Nach den Niederlagen der beiden Debütantinnen Kristina Barrois (Bous) und Kathrin Wörle (Bad Wörishofen) gegen Wimbledon-Viertelfinalistin Li Na und Zheng Jie war Deutschland bereits am Samstag nahezu aussichtslos mit 0:2 in Rückstand geraten. Am Sonntag holte Li mit dem 7:5, 7:5 gegen Wörle den entscheidenden dritten Punkt. Dabei hatte die Deutsche nach einer beherzten Aufholjagd und einem Rebreak im zweiten Durchgang sogar zwei Satzbälle bei eigenem Aufschlag, die sie aber beide vergab. "Schade, da war mehr drin", meinte Rittner.

Den Ehrenpunkt für die Gäste gewann die 18-jährige Tatjana Malek aus Bad Saulgau, der mit dem 4:6, 6:3, 6:3 gegen Doppel-Olympiasiegerin Sun Tiantian ein für sie persönlich gelungenes Debüt im Fed Cup gelang. Im abschließenden Doppel waren Kristina Barrois und Jasmin Wöhr (Stuttgart) beim 3:6, 4:6 gegen die Wimbledonsiegerinnen Yan Zi/Zheng Jie chancenlos. China spielt im nächsten Jahr im Kreis der acht weltbesten Nationen in der Weltgruppe I.

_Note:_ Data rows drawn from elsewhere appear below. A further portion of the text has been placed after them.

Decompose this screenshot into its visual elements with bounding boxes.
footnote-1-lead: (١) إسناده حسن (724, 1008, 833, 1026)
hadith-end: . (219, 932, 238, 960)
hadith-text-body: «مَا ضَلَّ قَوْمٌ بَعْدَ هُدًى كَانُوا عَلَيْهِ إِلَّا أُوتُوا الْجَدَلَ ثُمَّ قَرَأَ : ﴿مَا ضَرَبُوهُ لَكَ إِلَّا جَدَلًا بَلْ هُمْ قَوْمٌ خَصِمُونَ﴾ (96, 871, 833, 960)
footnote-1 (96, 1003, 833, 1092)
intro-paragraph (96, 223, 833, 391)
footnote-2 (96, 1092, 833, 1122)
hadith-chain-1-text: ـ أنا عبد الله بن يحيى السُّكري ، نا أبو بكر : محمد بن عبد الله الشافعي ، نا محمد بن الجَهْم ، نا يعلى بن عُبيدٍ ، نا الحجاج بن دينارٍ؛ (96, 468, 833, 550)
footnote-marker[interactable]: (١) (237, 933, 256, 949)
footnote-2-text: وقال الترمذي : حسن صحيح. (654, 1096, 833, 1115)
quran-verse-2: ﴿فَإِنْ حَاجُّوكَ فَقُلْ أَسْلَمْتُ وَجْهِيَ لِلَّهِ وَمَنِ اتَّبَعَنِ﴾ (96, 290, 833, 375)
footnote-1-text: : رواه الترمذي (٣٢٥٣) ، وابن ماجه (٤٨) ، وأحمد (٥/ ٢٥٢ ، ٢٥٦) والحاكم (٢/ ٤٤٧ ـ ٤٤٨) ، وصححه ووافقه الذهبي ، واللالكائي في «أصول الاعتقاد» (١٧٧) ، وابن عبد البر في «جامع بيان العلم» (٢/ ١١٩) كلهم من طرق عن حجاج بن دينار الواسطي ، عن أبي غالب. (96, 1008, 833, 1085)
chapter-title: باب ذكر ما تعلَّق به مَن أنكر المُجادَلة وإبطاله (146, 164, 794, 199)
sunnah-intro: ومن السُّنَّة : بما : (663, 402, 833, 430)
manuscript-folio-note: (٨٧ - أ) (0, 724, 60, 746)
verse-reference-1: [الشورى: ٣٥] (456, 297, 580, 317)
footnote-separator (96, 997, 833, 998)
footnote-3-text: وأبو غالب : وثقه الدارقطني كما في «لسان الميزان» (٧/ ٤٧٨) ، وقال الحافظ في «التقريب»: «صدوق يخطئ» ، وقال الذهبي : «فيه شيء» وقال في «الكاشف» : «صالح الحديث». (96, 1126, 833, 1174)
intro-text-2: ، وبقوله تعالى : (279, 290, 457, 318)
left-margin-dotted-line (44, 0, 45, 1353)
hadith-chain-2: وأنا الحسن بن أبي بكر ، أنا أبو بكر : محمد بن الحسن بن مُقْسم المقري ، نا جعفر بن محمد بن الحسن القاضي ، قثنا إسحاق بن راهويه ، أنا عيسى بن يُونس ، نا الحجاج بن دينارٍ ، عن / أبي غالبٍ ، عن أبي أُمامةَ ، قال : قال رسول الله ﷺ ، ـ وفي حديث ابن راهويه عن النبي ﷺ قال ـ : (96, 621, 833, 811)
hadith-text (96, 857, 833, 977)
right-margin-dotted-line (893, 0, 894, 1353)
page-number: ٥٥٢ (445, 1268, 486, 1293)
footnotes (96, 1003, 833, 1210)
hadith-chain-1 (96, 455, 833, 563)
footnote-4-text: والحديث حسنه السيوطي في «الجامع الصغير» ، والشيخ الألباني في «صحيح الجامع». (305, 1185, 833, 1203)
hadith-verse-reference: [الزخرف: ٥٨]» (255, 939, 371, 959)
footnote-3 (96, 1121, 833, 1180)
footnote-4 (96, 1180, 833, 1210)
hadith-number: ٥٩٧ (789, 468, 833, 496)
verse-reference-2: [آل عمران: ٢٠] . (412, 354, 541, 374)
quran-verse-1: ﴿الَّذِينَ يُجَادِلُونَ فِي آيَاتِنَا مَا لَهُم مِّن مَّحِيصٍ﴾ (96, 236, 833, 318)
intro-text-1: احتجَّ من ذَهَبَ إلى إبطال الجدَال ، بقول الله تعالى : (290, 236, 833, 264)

Die deutsche Mannschaft muss im nächsten Jahr in der Weltgruppe II antreten, die im September in London ausgelost wird. Vieles spricht dafür, dass Barbara Rittner den Spielerinnen, die sich in Peking im Rahmen ihrer Möglichkeiten gegen die chinesische Weltklasse-Armada achtbar schlugen, auch künftig das Vertrauen schenkt. "Auf diese jungen Leute kann man bauen", sagte die Teamchefin: "In der Weltgruppe II haben sie mit Sicherheit eine Chance und können sich so allmählich nach oben spielen."

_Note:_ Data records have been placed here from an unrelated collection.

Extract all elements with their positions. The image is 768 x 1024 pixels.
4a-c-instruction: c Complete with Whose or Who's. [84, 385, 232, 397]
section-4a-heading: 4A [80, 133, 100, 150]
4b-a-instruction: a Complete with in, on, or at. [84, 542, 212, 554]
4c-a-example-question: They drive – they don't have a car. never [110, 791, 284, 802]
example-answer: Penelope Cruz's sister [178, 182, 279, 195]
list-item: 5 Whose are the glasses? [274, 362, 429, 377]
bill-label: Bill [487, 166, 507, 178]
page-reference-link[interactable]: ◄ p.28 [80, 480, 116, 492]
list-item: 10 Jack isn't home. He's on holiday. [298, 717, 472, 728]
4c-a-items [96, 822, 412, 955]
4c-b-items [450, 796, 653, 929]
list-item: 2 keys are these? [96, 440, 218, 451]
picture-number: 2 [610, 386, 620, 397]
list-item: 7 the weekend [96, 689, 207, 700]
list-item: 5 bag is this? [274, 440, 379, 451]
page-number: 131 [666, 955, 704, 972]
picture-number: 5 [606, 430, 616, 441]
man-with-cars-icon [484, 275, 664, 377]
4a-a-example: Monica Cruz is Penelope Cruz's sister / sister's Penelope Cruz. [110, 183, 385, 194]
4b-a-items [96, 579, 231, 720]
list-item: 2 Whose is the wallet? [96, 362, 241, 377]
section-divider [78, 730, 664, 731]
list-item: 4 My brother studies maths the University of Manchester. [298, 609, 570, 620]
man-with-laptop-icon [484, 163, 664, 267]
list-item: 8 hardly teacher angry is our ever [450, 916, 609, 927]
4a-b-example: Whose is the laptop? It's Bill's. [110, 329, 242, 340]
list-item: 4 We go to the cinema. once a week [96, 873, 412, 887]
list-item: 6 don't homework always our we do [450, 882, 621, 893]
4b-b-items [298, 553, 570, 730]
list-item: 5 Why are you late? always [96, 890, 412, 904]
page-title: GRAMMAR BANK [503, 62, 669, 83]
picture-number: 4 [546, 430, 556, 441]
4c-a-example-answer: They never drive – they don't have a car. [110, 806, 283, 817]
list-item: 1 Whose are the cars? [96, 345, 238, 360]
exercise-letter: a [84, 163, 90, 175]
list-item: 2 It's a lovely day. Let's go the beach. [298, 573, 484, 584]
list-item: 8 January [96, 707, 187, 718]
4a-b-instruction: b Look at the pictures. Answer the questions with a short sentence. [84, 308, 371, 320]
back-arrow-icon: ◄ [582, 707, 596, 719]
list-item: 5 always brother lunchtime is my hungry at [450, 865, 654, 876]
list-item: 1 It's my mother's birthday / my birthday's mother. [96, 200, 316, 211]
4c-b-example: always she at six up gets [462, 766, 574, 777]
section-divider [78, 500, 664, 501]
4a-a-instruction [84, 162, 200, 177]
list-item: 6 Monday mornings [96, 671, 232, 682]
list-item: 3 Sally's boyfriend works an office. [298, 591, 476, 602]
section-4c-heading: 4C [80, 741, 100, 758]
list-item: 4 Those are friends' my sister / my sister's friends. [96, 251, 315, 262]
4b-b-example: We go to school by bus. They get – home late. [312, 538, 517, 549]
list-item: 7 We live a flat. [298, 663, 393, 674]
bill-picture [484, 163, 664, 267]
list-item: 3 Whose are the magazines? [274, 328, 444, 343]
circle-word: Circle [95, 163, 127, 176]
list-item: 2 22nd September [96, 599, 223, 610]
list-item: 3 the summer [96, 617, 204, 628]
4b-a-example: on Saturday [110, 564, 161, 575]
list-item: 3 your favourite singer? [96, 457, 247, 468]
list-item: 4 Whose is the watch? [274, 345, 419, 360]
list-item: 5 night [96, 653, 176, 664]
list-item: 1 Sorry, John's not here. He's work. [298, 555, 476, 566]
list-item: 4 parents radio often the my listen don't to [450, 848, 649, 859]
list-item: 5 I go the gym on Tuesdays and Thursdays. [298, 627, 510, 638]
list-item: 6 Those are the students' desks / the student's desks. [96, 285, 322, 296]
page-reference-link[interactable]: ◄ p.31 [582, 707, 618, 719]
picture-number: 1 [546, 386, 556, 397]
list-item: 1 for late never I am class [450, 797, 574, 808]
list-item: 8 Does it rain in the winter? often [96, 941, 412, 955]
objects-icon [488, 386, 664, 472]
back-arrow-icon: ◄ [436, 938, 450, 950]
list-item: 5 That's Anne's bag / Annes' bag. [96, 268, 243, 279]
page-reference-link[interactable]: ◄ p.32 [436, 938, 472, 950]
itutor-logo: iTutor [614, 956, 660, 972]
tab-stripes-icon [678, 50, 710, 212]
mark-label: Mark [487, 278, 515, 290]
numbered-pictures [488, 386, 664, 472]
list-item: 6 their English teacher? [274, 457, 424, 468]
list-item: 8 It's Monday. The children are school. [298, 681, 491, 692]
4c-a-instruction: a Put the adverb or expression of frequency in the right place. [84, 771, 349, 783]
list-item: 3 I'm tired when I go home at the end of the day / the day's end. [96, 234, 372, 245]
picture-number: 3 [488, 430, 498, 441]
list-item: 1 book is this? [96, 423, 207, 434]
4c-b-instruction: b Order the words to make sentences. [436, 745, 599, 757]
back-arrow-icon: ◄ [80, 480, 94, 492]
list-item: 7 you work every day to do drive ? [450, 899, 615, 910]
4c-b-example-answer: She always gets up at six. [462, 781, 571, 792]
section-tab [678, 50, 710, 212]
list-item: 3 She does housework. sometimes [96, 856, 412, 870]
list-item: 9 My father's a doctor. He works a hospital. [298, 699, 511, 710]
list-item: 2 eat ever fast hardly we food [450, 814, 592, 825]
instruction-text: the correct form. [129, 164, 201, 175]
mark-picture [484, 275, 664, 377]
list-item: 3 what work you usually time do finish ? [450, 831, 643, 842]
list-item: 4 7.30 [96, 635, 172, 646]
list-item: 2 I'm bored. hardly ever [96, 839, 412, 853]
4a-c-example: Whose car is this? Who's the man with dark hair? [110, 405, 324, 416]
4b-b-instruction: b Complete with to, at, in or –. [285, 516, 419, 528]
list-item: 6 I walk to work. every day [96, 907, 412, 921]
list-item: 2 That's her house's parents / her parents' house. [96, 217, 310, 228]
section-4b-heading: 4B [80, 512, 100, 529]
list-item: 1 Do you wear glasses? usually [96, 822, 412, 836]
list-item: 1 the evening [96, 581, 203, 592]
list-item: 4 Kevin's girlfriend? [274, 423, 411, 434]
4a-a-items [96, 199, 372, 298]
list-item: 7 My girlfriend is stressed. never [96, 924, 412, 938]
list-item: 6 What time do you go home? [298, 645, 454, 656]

Möglicherweise wird dann auch wieder Anna-Lena Grönefeld dabeisein, die nach den wochenlangen öffentlich ausgetragenen Querelen um ihren Trainer Rafael Font de Mora in Peking wegen urplötzlich wieder aufgetretener Beschwerden an ihrem im November 2005 lädierten Fuß fehlte. Verzichten wird Rittner dagegen künftig auf Julia Schruff (Augsburg) und Martina Müller (Hannover), die für den beschwerlichen Trip nach China aus persönlichen Gründen nicht zur Verfügung standen.